Claude de Ramezay (15 June 1659 – 31 July 1724) was an important figure in the early history of New France. He was a military man by training and rose to being commander of the colonial regular troops.

== Life ==
Claude de Ramezay was a son of Timothé de Ramezay and Catherine Tribouillard, daughter of Hilaire Tribouillard, intendant in charge of the extensive stables of the Prince de Condé. He moved to Canada in 1685 as a lieutenant in the colonial regular troops and was promoted to the rank of captain two years later.

In 1690, Ramezay married the daughter of Pierre Denys de La Ronde (1631 - 1708) and thus was joined to one of the elite families of New France.

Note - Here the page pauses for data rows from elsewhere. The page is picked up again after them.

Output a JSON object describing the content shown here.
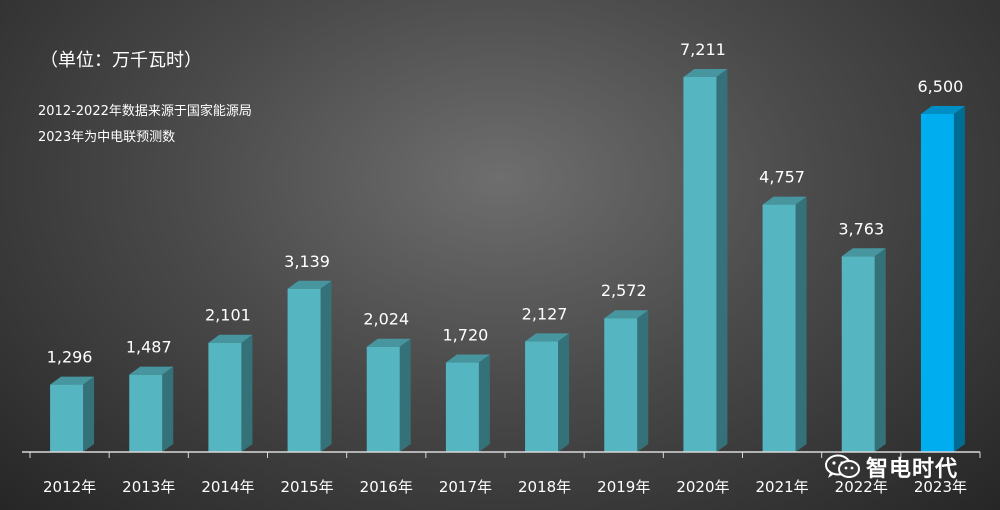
{
  "notes": {
    "unit": "（单位：万千瓦时）",
    "source_line1": "2012-2022年数据来源于国家能源局",
    "source_line2": "2023年为中电联预测数"
  },
  "watermark": {
    "text": "智电时代",
    "icon": "wechat-icon"
  },
  "colors": {
    "bar": "#55b6c2",
    "bar_highlight": "#00aeef",
    "axis": "#d9d9d9"
  },
  "chart_data": {
    "type": "bar",
    "title": "",
    "xlabel": "",
    "ylabel": "",
    "categories": [
      "2012年",
      "2013年",
      "2014年",
      "2015年",
      "2016年",
      "2017年",
      "2018年",
      "2019年",
      "2020年",
      "2021年",
      "2022年",
      "2023年"
    ],
    "values": [
      1296,
      1487,
      2101,
      3139,
      2024,
      1720,
      2127,
      2572,
      7211,
      4757,
      3763,
      6500
    ],
    "value_labels": [
      "1,296",
      "1,487",
      "2,101",
      "3,139",
      "2,024",
      "1,720",
      "2,127",
      "2,572",
      "7,211",
      "4,757",
      "3,763",
      "6,500"
    ],
    "highlight": "2023年",
    "ylim": [
      0,
      7300
    ],
    "grid": false,
    "legend": "none"
  }
}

He then bought the position of governor of Trois-Rivières from the widow of René Gaultier de Varennes and became governor there in 1691. In 1699, Ramezay left Trois-Rivières to become the commander of the Canadian troops. He served satisfactorily and was awarded the cross of Saint-Louis for his efforts. In 1704 he succeeded his rival Philippe de Rigaud de Vaudreuil as governor of Montreal.

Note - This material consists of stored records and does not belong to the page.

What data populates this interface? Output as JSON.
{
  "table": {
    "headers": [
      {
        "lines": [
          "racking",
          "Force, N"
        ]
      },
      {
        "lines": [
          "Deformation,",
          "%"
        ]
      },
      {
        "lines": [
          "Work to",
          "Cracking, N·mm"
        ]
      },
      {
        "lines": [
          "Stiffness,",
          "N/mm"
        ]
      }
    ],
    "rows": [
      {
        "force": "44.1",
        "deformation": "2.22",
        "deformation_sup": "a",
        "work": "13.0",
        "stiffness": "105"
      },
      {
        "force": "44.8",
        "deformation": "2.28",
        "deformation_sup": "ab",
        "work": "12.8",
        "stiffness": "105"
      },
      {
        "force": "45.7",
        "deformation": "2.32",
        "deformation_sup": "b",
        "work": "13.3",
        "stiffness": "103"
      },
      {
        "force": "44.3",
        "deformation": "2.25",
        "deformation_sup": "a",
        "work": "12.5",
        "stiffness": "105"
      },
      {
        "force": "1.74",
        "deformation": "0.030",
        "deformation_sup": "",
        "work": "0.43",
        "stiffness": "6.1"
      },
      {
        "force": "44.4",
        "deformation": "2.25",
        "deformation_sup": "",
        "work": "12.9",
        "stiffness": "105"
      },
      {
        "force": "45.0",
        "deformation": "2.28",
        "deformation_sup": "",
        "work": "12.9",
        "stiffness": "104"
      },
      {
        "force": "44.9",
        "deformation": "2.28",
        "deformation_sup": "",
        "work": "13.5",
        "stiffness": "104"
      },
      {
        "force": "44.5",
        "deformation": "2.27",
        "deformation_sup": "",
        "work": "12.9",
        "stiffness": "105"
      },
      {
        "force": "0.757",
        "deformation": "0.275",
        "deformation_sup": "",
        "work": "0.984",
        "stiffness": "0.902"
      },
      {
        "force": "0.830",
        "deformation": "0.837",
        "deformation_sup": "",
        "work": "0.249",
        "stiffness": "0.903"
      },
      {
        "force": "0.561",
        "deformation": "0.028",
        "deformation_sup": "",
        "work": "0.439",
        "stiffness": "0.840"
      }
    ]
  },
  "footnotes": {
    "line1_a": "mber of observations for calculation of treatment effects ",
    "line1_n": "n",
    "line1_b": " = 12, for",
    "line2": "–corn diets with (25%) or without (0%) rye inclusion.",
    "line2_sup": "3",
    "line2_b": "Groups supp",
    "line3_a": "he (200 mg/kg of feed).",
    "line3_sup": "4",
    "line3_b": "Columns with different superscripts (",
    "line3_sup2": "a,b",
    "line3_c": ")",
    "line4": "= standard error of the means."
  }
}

Ramezay was also the acting governor of New France from 1714 to 1716 while governor Philippe de Rigaud Vaudreuil was on leave in France.

During his life he owned 8 slaves.

== Legacy ==
Ramezay was survived by two sons and at least five daughters. In 1711 his eldest son, 19-year-old Claude junior, an ensign in the French navy, lost his life in an attack on Rio de Janeiro. His second son, Louis, Sieur de Monnoir, was killed by the Cherokees during the campaign of 1715 against the Fox Indians. In 1712 Ramezay's third son, Charles-Hector, Sieur de La Gesse, was presented to the French court by Madame de Vaudreuil. La Gesse, the elder of the surviving sons, died on 27 Aug. 1725 in the wreck of the Chameau off Île Royale. The younger, Jean-Baptiste-Nicolas-Roch, entered the military and is perhaps best remembered as the man who surrendered Quebec to the British in September 1759. Of the five daughters, two became nuns and two others married officers of the colonial regular troops. The fifth was Louise de Ramezay who took over the family business and expanded it to include several sawmills and other businesses.